Absolute Rate Expressions for Hydrogen Atom Abstraction from Molybdenum Hydrides by Carbon-Centered Radicals

Abstract

A new family of basis rate expressions for hydrogen atom abstraction by primary, secondary, and tertiary alkyl radicals in dodecane and benzyl radical in benzene from the molybdenum hydride Cp*Mo(CO)3H and for reactions of a primary alkyl radical with CpMo(CO)3H in dodecane are reported (Cp* = η5-pentamethylcyclopentadienyl, Cp = η5-cyclopentadienyl). Rate expressions for reaction of primary, secondary, and tertiary radical clocks with Cp*Mo(CO)3H were as follow: for hex-5-enyl, log(k/M-1 s-1) = (9.27 ± 0.13) − (1.36 ± 0.22)/θ, θ = 2.303RT kcal/mol; for hept-6-en-2-yl, log(k/M-1 s-1) = (9.12 ± 0.42) − (1.91 ± 0.74)/θ; and for 2-methylhept-6-en-2-yl, log(k/M-1 s-1) = (9.36 ± 0.18) − (3.19 ± 0.30)/θ (errors are 2σ).

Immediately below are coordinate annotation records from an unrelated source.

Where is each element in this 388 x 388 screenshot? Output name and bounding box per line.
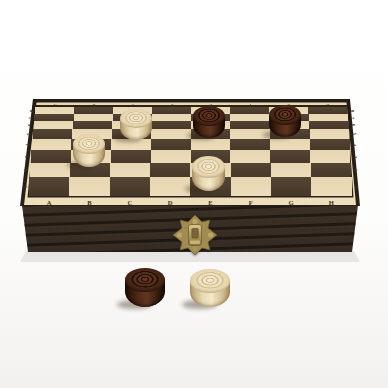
pieces-layer: [0, 0, 388, 388]
checker-dark-g5[interactable]: [269, 105, 301, 137]
product-photo-stage: ABCDEFGHABCDEFGH1122334455667788: [0, 0, 388, 388]
piece-top: [192, 156, 225, 178]
checker-light-c5[interactable]: [120, 109, 152, 140]
checker-dark-front[interactable]: [125, 268, 165, 307]
piece-top: [269, 105, 301, 125]
checker-light-e1[interactable]: [192, 156, 225, 191]
piece-top: [125, 268, 165, 292]
checker-dark-e5[interactable]: [193, 106, 225, 138]
piece-top: [190, 269, 230, 293]
checker-light-front[interactable]: [190, 269, 230, 307]
checker-light-b3[interactable]: [73, 134, 105, 167]
piece-top: [193, 106, 225, 126]
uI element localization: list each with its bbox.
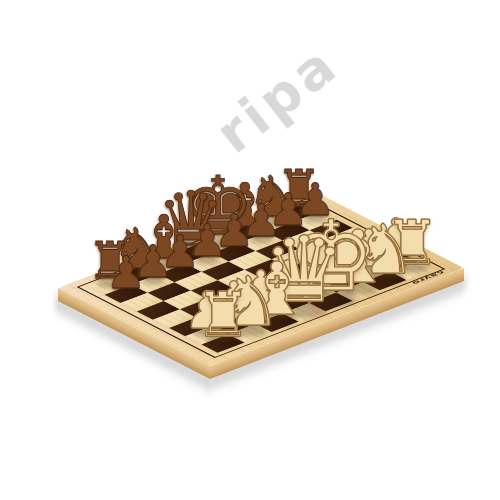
watermark: ripa: [204, 32, 350, 166]
product-photo: cayro ♜♞♝♛♚♝♞♜♟♟♟♟♟♟♟♟♟♟♟♟♟♟♟♟♜♞♝♛♚♝♞♜ r…: [0, 0, 500, 500]
board-grid: [88, 203, 433, 353]
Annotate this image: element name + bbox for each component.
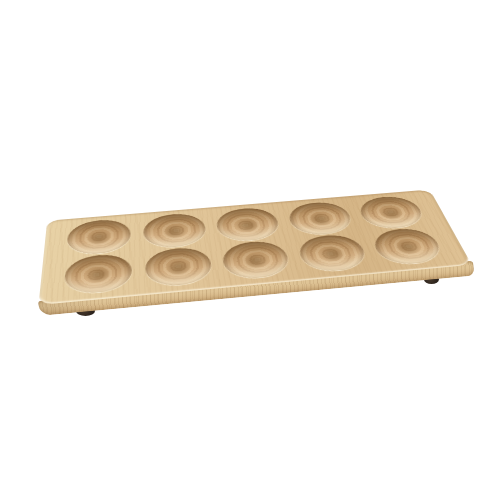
pit-r0c0[interactable] — [67, 218, 132, 256]
pit-r0c4[interactable] — [355, 195, 428, 230]
pit-r1c0[interactable] — [64, 253, 133, 296]
pit-r1c3[interactable] — [295, 233, 370, 273]
mancala-board — [0, 0, 500, 500]
pit-r0c1[interactable] — [142, 212, 207, 249]
pit-r0c3[interactable] — [285, 200, 355, 236]
pit-r1c2[interactable] — [221, 239, 293, 280]
pit-r1c1[interactable] — [144, 246, 213, 288]
pit-r1c4[interactable] — [369, 227, 447, 266]
pit-r0c2[interactable] — [215, 206, 283, 243]
product-photo-canvas — [0, 0, 500, 500]
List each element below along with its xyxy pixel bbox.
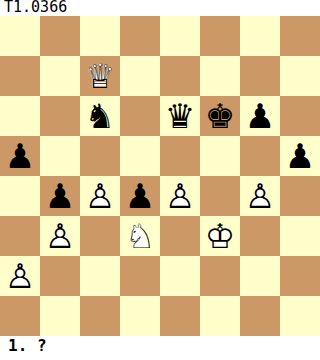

Hydrogen atom abstraction from CpMo(CO)3H by hex-5-enyl is described by log(k/M-1 s-1) = (9.53 ± 0.34) − (1.24 ± 0.62)/θ. Relative rate constants for 1°:2°:3° alkyl radicals were found to be 26:7:1 at 298 K. Benzyl radical was found to react 1.4 times faster than tertiary alkyl radical. The much higher selectivities for Cp*Mo(CO)3H than those observed for main group hydrides (Bu3SnH, PhSeH, PhSH) with alkyl radicals, together with the very fast benzyl hydrogen-transfer rate, suggest the relative unimportance of simple enthalpic effects and the dominance of steric effects for the early transition-state hydrogen transfers. Hydrogen abstraction from Cp*Mo(CO)3H by benzyl radicals is described by log(k/M-1 s-1) = (8.89 ± 0.22) − (2.31 ± 0.33)/θ.